The same has happened at the HUC, where the deputy medical director and covid coordinator, Melchor Rodríguez, admits that covid patients generate what is called "competitive risk." This means that, due to the urgency of their pathology, these patients displace the diagnosis or treatment of other less serious ones. "Our system was not designed for a pandemic," highlights Rodríguez, who points out: "if under normal conditions we have a delay in the waiting lists, imagine now." Despite having had to stop, for the moment, less urgent surgeries, those responsible for hospitals recall that oncological and urgent surgeries are being carried out without problem.
Saturated emergencies
The sixth wave is not allowing the Emergency areas to work normally either. "This sixth wave has saturated the service more than at any other time in the pandemic," highlights Sujanani, who explains that in recent weeks they are seeing an average of 300 patients a day, when the normal thing is to treat about 200. In The HUC have been the workers who have denounced that the situation is taking them, once again, to the limit.

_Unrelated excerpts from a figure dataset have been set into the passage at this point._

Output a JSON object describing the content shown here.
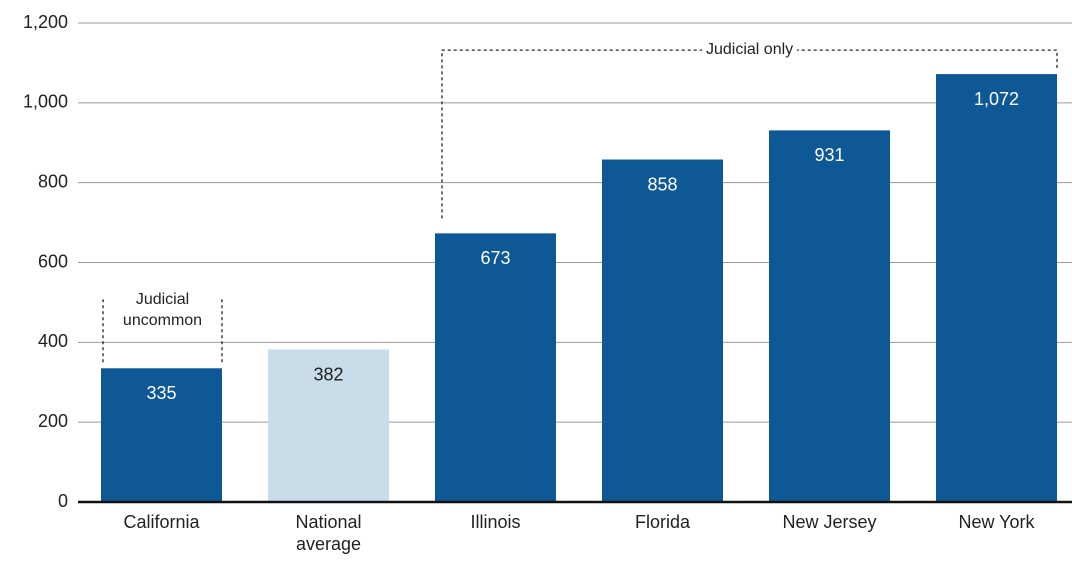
{
  "chart_data": {
    "type": "bar",
    "categories": [
      "California",
      "National average",
      "Illinois",
      "Florida",
      "New Jersey",
      "New York"
    ],
    "values": [
      335,
      382,
      673,
      858,
      931,
      1072
    ],
    "value_labels": [
      "335",
      "382",
      "673",
      "858",
      "931",
      "1,072"
    ],
    "colors": [
      "#0e5896",
      "#c8dce9",
      "#0e5896",
      "#0e5896",
      "#0e5896",
      "#0e5896"
    ],
    "ylim": [
      0,
      1200
    ],
    "yticks": [
      0,
      200,
      400,
      600,
      800,
      {
        "value": 1000,
        "label": "1,000"
      },
      {
        "value": 1200,
        "label": "1,200"
      }
    ],
    "grid": true,
    "annotations": [
      {
        "text": "Judicial uncommon",
        "from": "California",
        "to": "California"
      },
      {
        "text": "Judicial only",
        "from": "Illinois",
        "to": "New York"
      }
    ]
  }
}
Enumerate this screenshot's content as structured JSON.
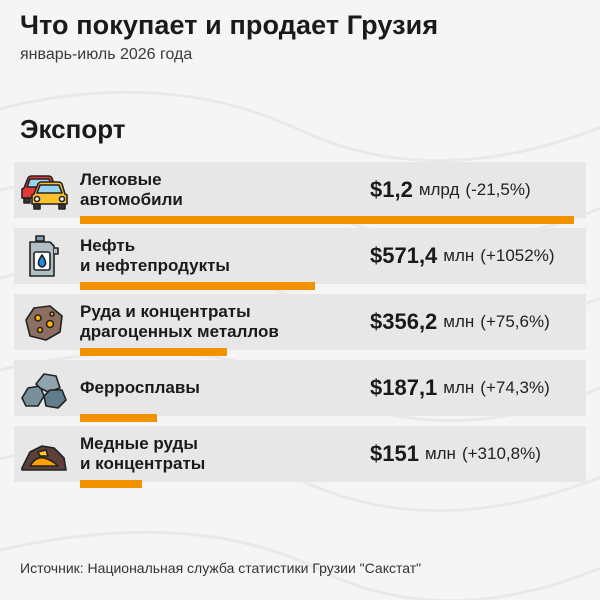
{
  "header": {
    "title": "Что покупает и продает Грузия",
    "subtitle": "январь-июль 2026 года"
  },
  "section": {
    "title": "Экспорт"
  },
  "colors": {
    "bar": "#f39200",
    "row_bg": "#e7e7e7"
  },
  "chart_data": {
    "type": "bar",
    "orientation": "horizontal",
    "unit": "USD",
    "categories": [
      "Легковые автомобили",
      "Нефть и нефтепродукты",
      "Руда и концентраты драгоценных металлов",
      "Ферросплавы",
      "Медные руды и концентраты"
    ],
    "values_musd": [
      1200,
      571.4,
      356.2,
      187.1,
      151
    ],
    "xlim": [
      0,
      1200
    ],
    "grid": false,
    "legend": "none"
  },
  "rows": [
    {
      "icon": "car-icon",
      "label_line1": "Легковые",
      "label_line2": "автомобили",
      "amount": "$1,2",
      "unit": "млрд",
      "change": "(-21,5%)",
      "value_musd": 1200
    },
    {
      "icon": "oil-canister-icon",
      "label_line1": "Нефть",
      "label_line2": "и нефтепродукты",
      "amount": "$571,4",
      "unit": "млн",
      "change": "(+1052%)",
      "value_musd": 571.4
    },
    {
      "icon": "precious-ore-icon",
      "label_line1": "Руда и концентраты",
      "label_line2": "драгоценных металлов",
      "amount": "$356,2",
      "unit": "млн",
      "change": "(+75,6%)",
      "value_musd": 356.2
    },
    {
      "icon": "ferroalloy-rocks-icon",
      "label_line1": "Ферросплавы",
      "label_line2": "",
      "amount": "$187,1",
      "unit": "млн",
      "change": "(+74,3%)",
      "value_musd": 187.1
    },
    {
      "icon": "copper-ore-icon",
      "label_line1": "Медные руды",
      "label_line2": "и концентраты",
      "amount": "$151",
      "unit": "млн",
      "change": "(+310,8%)",
      "value_musd": 151
    }
  ],
  "footer": {
    "source": "Источник: Национальная служба статистики Грузии \"Сакстат\""
  }
}
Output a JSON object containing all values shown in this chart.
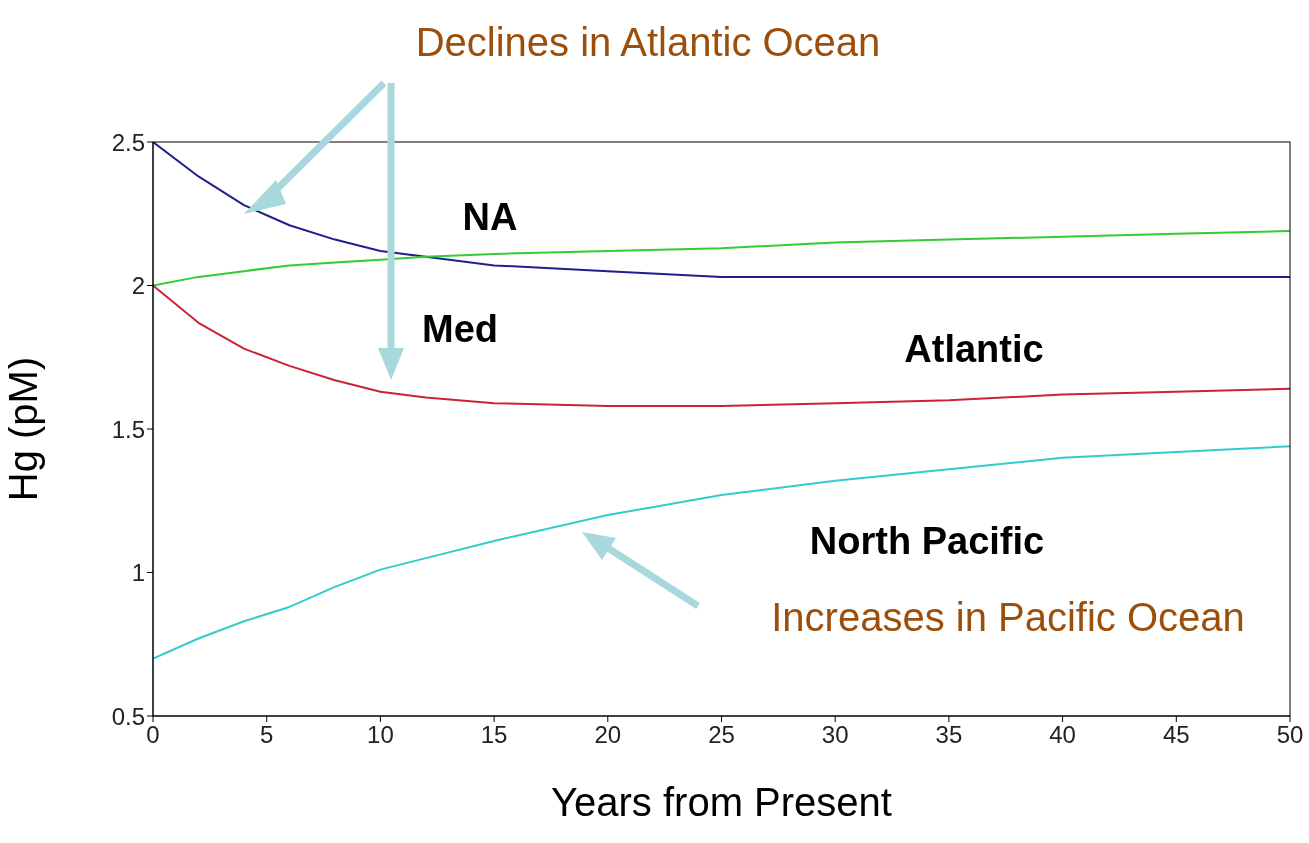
{
  "chart_data": {
    "type": "line",
    "xlabel": "Years from Present",
    "ylabel": "Hg (pM)",
    "x": [
      0,
      2,
      4,
      6,
      8,
      10,
      12,
      15,
      20,
      25,
      30,
      35,
      40,
      45,
      50
    ],
    "series": [
      {
        "color": "#1f1f8f",
        "values": [
          2.5,
          2.38,
          2.28,
          2.21,
          2.16,
          2.12,
          2.1,
          2.07,
          2.05,
          2.03,
          2.03,
          2.03,
          2.03,
          2.03,
          2.03
        ]
      },
      {
        "color": "#33cc33",
        "values": [
          2.0,
          2.03,
          2.05,
          2.07,
          2.08,
          2.09,
          2.1,
          2.11,
          2.12,
          2.13,
          2.15,
          2.16,
          2.17,
          2.18,
          2.19
        ]
      },
      {
        "color": "#cc2233",
        "values": [
          2.0,
          1.87,
          1.78,
          1.72,
          1.67,
          1.63,
          1.61,
          1.59,
          1.58,
          1.58,
          1.59,
          1.6,
          1.62,
          1.63,
          1.64
        ]
      },
      {
        "color": "#33cccc",
        "values": [
          0.7,
          0.77,
          0.83,
          0.88,
          0.95,
          1.01,
          1.05,
          1.11,
          1.2,
          1.27,
          1.32,
          1.36,
          1.4,
          1.42,
          1.44
        ]
      }
    ],
    "xlim": [
      0,
      50
    ],
    "xticks": [
      0,
      5,
      10,
      15,
      20,
      25,
      30,
      35,
      40,
      45,
      50
    ],
    "ylim": [
      0.5,
      2.5
    ],
    "yticks": [
      0.5,
      1,
      1.5,
      2,
      2.5
    ],
    "marker": "none",
    "line_style": "solid",
    "grid": false,
    "legend": false,
    "annotations": [
      "Declines in Atlantic Ocean",
      "Increases in Pacific Ocean",
      "NA",
      "Med",
      "Atlantic",
      "North Pacific"
    ]
  }
}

"The situation is complicated because the number of attendees is higher than expected and the bed forecasts are lower than the needs," says one of the workers who has asked to keep his identity hidden. This same health worker affirms that those responsible for the HUC have not anticipated "the increase in positive cases" and insists that, in the coming weeks, new resources should be put in place, such as alternative circuits of rapid evaluation that do not require that the patients are wandering in search of assistance between Primary Care and hospital. The HUC, for its part, has implemented a Contingency Plan and ensures that there are "enough beds" to meet the demand.
One of the causes of this saturation of the Emergencies, which also affects Gran Canaria, is that "many asymptomatic patients or close contacts are going to the emergency room for a test." This is recounted by Juan José Díaz, medical director of the Doctor Negrín University Hospital, who insists on the need for the population to become aware that this service is there to cover people with symptoms. "If you are asymptomatic, do not go to the emergency room because you can collapse health care," says Díaz. Torres subscribes it, who admits that "many patients are attending without having gone through Primary Care."